In a further impudent touch, the various counterfeit Archives des Sciences websites list an editorial board with 87 members, including Daniel Gamelin, a chemist and materials scientist at the University of Washington in Seattle, and Gerald Cleaver, a high-energy physicist at Baylor University in Waco, Texas. Both are perplexed — and annoyed. “This is the first I have heard of this website or of my listing; I have no affiliation with this organization, nor have I ever,” says Gamelin. Cleaver, too, says that his name is being used without his permission.

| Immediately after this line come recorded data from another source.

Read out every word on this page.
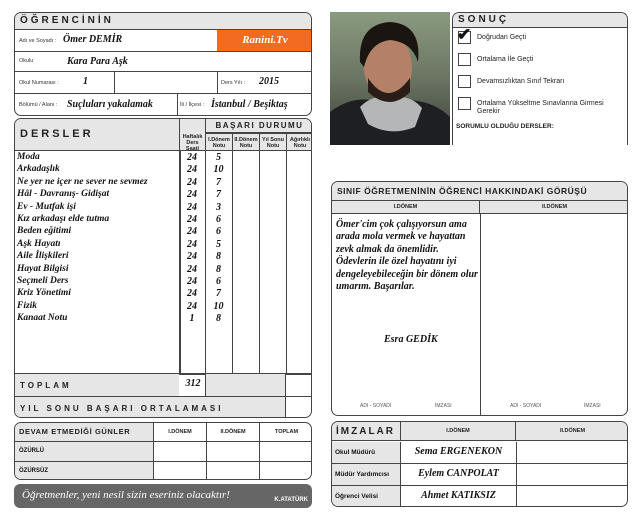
ÖĞRENCİNİN
Adı ve Soyadı : Ömer DEMİR	Ranini.Tv
Okulu	Kara Para Aşk
Okul Numarası : 1	Ders Yılı : 2015
Bölümü / Alanı : Suçluları yakalamak	İli / İlçesi : İstanbul / Beşiktaş
DERSLER
BAŞARI DURUMU
Haftalık Ders Saati
I.Dönem Notu
II.Dönem Notu
Yıl Sonu Notu
Ağırlıklı Notu
Moda	24	5
Arkadaşlık	24	10
Ne yer ne içer ne sever ne sevmez	24	7
Hâl - Davranış- Gidişat	24	7
Ev - Mutfak işi	24	3
Kız arkadaşı elde tutma	24	6
Beden eğitimi	24	6
Aşk Hayatı	24	5
Aile İlişkileri	24	8
Hayat Bilgisi	24	8
Seçmeli Ders	24	6
Kriz Yönetimi	24	7
Fizik	24	10
Kanaat Notu	1	8
TOPLAM	312
YIL SONU BAŞARI ORTALAMASI
DEVAM ETMEDİĞİ GÜNLER	I.DÖNEM	II.DÖNEM	TOPLAM
ÖZÜRLÜ
ÖZÜRSÜZ
Öğretmenler, yeni nesil sizin eseriniz olacaktır!	K.ATATÜRK
SONUÇ
✔ Doğrudan Geçti
Ortalama İle Geçti
Devamsızlıktan Sınıf Tekrarı
Ortalama Yükseltme Sınavlarına Girmesi Gerekir
SORUMLU OLDUĞU DERSLER:
SINIF ÖĞRETMENİNİN ÖĞRENCİ HAKKINDAKİ GÖRÜŞÜ
I.DÖNEM	II.DÖNEM
Ömer'cim çok çalışıyorsun ama arada mola vermek ve hayattan zevk almak da önemlidir. Ödevlerin ile özel hayatını iyi dengeleyebileceğin bir dönem olur umarım. Başarılar.
Esra GEDİK
ADI - SOYADI	İMZASI	ADI - SOYADI	İMZASI
İMZALAR	I.DÖNEM	II.DÖNEM
Okul Müdürü	Sema ERGENEKON
Müdür Yardımcısı	Eylem CANPOLAT
Öğrenci Velisi	Ahmet KATIKSIZ
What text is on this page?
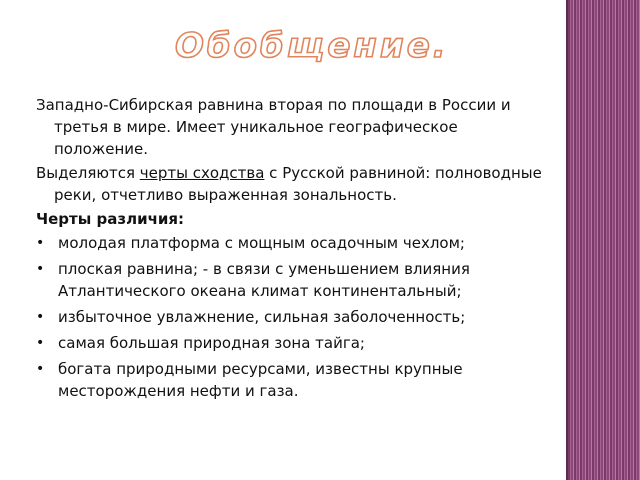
Обобщение.

Западно-Сибирская равнина вторая по площади в России и третья в мире. Имеет уникальное географическое положение.

Выделяются черты сходства с Русской равниной: полноводные реки, отчетливо выраженная зональность.

Черты различия:

• молодая платформа с мощным осадочным чехлом;
• плоская равнина; - в связи с уменьшением влияния Атлантического океана климат континентальный;
• избыточное увлажнение, сильная заболоченность;
• самая большая природная зона тайга;
• богата природными ресурсами, известны крупные месторождения нефти и газа.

The ‘editor-in-chief’ of the fake Archives des Sciences journal is named on the counterfeit websites as “Prof. Dr. Eliana Schmid”, with the affiliation “Geneva, Switzerland”. The counterfeit Wulfenia sites give as the editor-in-chief Vienna S. Franz and list 35 editorial-board members, with most affiliations giving only city and country. Eberwein and Degli Agosti think that these named editors-in-chief are fictional.
Researchers who have submitted to the fake journals pay dearly. Both the counterfeit Archives des Sciences and the fake Wulfenia charge author fees of more than $500, with instructions to address payment to accounts at two banks in Yerevan, Armenia.
Degli Agosti has reported the counterfeit Archives des Sciences websites to the Cybercrime Coordination Unit Switzerland, but was told that the sites were hosted in the United States, so the unit could not act directly against them. However, it advised him that he could press criminal charges under Swiss cybercrime laws. The University of Geneva’s lawyers are helping the SPHN to draft its case, but the society is not part of the university, so it will have to take its case forward alone.
Austrian police have made little progress on the Wulfenia case, says Eberwein: they closed down a fake site hosted in Austria, but multiple replicas popped up on servers in other countries. Austrian authorities have told Eberwein that the scope for legal redress is limited, but, unconvinced, he has contacted Archives des Sciences to swap notes.